Mr Brigety has since been appointed the US envoy to the African Union in Addis Ababa.

“You will get detailed readouts through channels, but in summary he is deeply seized with this crisis in Somalia and decided on the spot to open the long-promised Ifo ll camp, something the international community has been asked for at least two years now,” he stated in the letter.

During his tour of the camp that Thursday, Mr Odinga ‘wept’ after seeing emaciated children and women who had trekked long distances and were now in the long queues to be registered.

The Grand Coalition government had initially closed the border with Somalia and later said there would be no further admissions to Dadaab because it was full.

But as the crisis thickened, at one time, the Immigration ministry, then under Otieno Kajwang’, contradicted Prof Saitoti’s office on the closure of the camp.

Prof Saitoti argued the influx was a security hazard. “We have security concerns that Al-Shabaab could be coming into our country under the guise of refugees,” he told reporters in July 2011.

But Mr Kajwang countered by saying it was Kenya’s duty to protect refugees.

“The problem is that our provincial administration (officials based in Mr Kibaki’s office) and our security officers look at the huge influx as a threat to national security,” he told the BBC.

“On the other hand, we see it as a crisis that must be managed.
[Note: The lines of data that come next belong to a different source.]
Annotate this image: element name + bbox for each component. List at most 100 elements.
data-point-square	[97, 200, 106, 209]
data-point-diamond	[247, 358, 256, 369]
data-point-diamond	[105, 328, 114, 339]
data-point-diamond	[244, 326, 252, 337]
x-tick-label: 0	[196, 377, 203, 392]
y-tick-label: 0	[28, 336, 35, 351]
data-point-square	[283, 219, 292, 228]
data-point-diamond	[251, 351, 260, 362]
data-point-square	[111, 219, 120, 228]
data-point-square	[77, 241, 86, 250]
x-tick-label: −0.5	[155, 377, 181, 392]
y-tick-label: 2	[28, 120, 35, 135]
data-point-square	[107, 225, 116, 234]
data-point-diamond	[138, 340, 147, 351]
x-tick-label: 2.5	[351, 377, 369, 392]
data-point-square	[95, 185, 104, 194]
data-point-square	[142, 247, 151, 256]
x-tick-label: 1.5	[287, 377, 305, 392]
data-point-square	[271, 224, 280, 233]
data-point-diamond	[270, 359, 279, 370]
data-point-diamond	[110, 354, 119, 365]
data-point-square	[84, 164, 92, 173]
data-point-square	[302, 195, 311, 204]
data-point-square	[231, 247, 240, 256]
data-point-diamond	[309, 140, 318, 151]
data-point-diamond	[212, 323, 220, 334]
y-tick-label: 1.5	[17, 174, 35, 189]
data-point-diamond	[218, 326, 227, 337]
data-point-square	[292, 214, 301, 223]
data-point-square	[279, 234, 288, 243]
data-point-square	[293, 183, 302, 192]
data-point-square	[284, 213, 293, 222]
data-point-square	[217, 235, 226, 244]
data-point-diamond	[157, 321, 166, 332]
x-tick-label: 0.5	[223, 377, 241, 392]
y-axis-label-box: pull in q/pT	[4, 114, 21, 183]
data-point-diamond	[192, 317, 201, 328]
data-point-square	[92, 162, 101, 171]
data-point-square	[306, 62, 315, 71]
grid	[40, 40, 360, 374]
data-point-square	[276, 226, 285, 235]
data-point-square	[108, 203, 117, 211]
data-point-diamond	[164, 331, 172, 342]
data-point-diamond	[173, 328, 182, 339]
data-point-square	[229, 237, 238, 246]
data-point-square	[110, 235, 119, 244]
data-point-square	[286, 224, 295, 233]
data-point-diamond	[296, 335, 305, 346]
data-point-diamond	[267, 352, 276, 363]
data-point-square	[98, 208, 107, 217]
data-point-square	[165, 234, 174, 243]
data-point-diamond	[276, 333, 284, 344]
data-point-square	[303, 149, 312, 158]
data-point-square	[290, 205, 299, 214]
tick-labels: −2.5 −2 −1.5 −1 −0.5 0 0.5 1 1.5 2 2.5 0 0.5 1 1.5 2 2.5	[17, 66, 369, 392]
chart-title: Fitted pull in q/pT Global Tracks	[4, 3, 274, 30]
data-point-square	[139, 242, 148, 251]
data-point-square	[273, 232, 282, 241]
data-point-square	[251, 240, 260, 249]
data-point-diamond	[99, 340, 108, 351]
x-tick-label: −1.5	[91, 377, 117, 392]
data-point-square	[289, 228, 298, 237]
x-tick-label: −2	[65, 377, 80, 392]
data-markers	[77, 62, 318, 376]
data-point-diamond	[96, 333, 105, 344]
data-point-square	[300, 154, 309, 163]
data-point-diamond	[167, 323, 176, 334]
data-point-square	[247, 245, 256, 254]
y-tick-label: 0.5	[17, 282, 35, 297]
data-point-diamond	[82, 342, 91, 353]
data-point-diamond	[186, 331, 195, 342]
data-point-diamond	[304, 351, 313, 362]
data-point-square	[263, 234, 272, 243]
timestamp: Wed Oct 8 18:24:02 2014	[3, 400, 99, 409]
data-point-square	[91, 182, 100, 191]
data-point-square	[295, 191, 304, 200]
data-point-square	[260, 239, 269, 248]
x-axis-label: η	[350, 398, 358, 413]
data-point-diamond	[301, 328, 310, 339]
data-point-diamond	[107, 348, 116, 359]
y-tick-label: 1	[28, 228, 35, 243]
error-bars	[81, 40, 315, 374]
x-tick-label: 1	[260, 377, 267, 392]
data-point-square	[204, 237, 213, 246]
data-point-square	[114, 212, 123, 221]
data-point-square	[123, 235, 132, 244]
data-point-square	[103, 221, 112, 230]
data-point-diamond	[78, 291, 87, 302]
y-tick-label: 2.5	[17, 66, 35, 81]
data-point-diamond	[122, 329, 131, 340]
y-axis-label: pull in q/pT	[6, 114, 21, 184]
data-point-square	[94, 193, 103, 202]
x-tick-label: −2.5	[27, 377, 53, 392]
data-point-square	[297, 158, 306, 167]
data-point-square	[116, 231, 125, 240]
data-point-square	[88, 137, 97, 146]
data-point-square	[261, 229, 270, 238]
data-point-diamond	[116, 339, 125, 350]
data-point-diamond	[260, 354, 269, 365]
It is our responsibility under international law and our own law,” he added.

The lobbying by the US and NGOs had followed the rising numbers of Somalis fleeing famine and terrorists in Somalia. The UN Office for the Coordination of Humanitarian Affairs (UNOCHA) had warned that the numbers could keep rising.

CRISIS

Despite the crowding at Dadaab, UNOCHA reported a daily arrival of 3,000 people, exceeding the usual three per cent that is usually the basis for declaring it a refugee crisis.

Kenya had initially set up a new extension called Ifo II to house more refugees. But that plan was shelved after officials argued it would breed insecurity. During the crisis, Ifo II stood empty, leading to a series of lobbying.

Oxfam appointed “Sex in the City” actress Kristin Davis as a humanitarian ambassador and several other NGOs, including MSF (Doctors Without Borders) and the World Food Programme invited global media organisations to cover the crisis.

The day Mr Odinga travelled to Dadaab, he announced that the Kenya-Somali border would immediately be reopened and refugees would be allowed into the Ifo II camp.

The Somali famine was part of the entire crisis in the Horn of Africa. The UN estimated that about 12 million people faced starvation and most were from Somalia.

Though the camp was expanded, Somalia alone lost 100,000 people to starvation while about 260,000 people died in the whole region.